Lea Cohausz, Chair of Artificial Intelligence: Causal Modelling (January 2023)

Lea Cohausz is a doctoral student specializing in artificial intelligence at the University of Mannheim. Previously, she studied Sociology in her Bachelor's degree and the Mannheim Master in Data Science here. Her research interests include data mining in education, human behavior, and goal recognition and plan recognition.

What is your current research topic?

Currently, I am mainly working on the connection between causal and black-box models. Black-box models are, for example, neural networks, which are immensely popular in the Data Science community right now. They are very good at identifying relationships in data and making accurate predictions without expert knowledge. Unfortunately, they are not very good at also telling us why they made a prediction. Causal models, on the other hand, allow us to understand exactly what factors are acting on a variable and how strong the effect of the relationships is. The only drawback here is: constructing causal models usually requires a lot of expert knowledge, and in the end, when used for predictions, such models are unfortunately not as accurate as black-box models. Causal models, or the related Bayes Nets or Directed Acyclic Graphs, are certainly also a topic in computer science or the Data Science community within computer science; currently, however, they are rather a marginal phenomenon. However, because I believe they bring advantages that black-box models simply don't have, even with post-hoc Explainable Artificial Intelligence techniques, I'm looking for ways to combine the advantages of the two approaches. Incidentally, a good “side” effect of this is that it makes you quite clear whether you are using problematic variables (e.g., ethnicity) for predictions – fairness is also one of my areas of interest.

For those who have not yet delved deeply into the topic of Data Science: How would you explain to a child what you are working on?

I'm looking for methods to better predict events, but also to better understand them. Let's say you're taking a test at school in a few weeks. I already want to find out how well you will do. But I don't just want to know how you'll do, because that wouldn't do any good. I'm also trying to figure out why you're likely to perform that way. Let's say my computer predicts that you'll probably only get a mediocre score. It then next determines that you haven't quite understood a topic yet, and that a certain additional exercise might help you understand the topic better. I would then recommend that you do that exercise. Hopefully that will help you. In fact, I actually work a lot with data from education – that's a really important topic, after all.

Everyone talks about Data Science – how would you describe the importance of the topic for yourself in three words?

Exciting, occasionally useful.

What points of contact with Data Science does your work have? Which methods do you already use, and which would be interesting for you in the future?

My work can clearly be assigned to the field of Data Science. Some of my methods (e.g. Directed Acyclic Graphs and causal inference) come rather from classical statistics, but the separation between statistics and Data Science is not always given.
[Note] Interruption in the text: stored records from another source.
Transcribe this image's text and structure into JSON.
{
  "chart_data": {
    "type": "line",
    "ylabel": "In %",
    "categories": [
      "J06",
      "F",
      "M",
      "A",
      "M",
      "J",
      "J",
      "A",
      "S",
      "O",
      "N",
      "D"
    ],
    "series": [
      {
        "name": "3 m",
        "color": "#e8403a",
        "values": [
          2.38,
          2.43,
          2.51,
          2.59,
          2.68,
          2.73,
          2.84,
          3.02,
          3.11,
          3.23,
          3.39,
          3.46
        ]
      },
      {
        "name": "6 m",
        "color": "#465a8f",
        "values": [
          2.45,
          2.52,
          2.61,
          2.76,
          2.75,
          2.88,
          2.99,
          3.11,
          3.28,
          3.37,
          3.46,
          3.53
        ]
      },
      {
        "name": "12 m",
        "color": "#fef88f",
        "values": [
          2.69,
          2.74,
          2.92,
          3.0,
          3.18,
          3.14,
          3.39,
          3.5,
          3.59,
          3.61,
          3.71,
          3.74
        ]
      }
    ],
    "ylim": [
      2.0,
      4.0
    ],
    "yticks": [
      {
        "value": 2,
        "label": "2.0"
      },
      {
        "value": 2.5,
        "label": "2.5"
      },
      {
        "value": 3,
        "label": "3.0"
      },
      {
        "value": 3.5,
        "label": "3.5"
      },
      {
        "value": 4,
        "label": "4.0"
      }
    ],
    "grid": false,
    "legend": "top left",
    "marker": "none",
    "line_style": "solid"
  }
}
Most methods, e.g. neural networks, can be directly assigned to the field of Data Science. Methods that will probably be interesting for me in the future are those that lie between classical statistics and Data Science. Furthermore, everything that takes fairness into account is interesting for me.

How high is the value of Data Science for your work? Would your research even be possible without Data Science?

Very high. Well, no.

What development opportunities do you see for the topic of Data Science in relation to your field?

Very big ones. I have to say that because my field is Data Science and I really hope that it will not stagnate for all time. But on a more serious note, up to now it has been relatively common for computer scientists to develop fairly general methods and then for various disciplines to find applications for them. This has worked well so far, because there was a lot to do at first. For example, you can use a mixture of computer vision and natural language processing to digitize and translate medieval text corpora. Totally helpful and great. Or you can crawl huge amounts of real network data from social media, which provides new data for social scientists. I think Data Science has given a lot of disciplines whole new options. Slowly, though, the other disciplines (or even business sectors) are having more specific problems that general methods don't directly help with, or are wondering how exactly they can link their long-developed methods to Data Science. For me, this also includes approaches from the “human in the loop” area, i.e. applications in which Data Science methods and human expert knowledge are continuously linked. In addition, the fairness aspect of the applications is becoming much more important. This will lead to new impulses in the Data Science community and hopefully to completely new methods. I also assume that the community will become more interdisciplinary. In any case, I am excited and looking forward to it.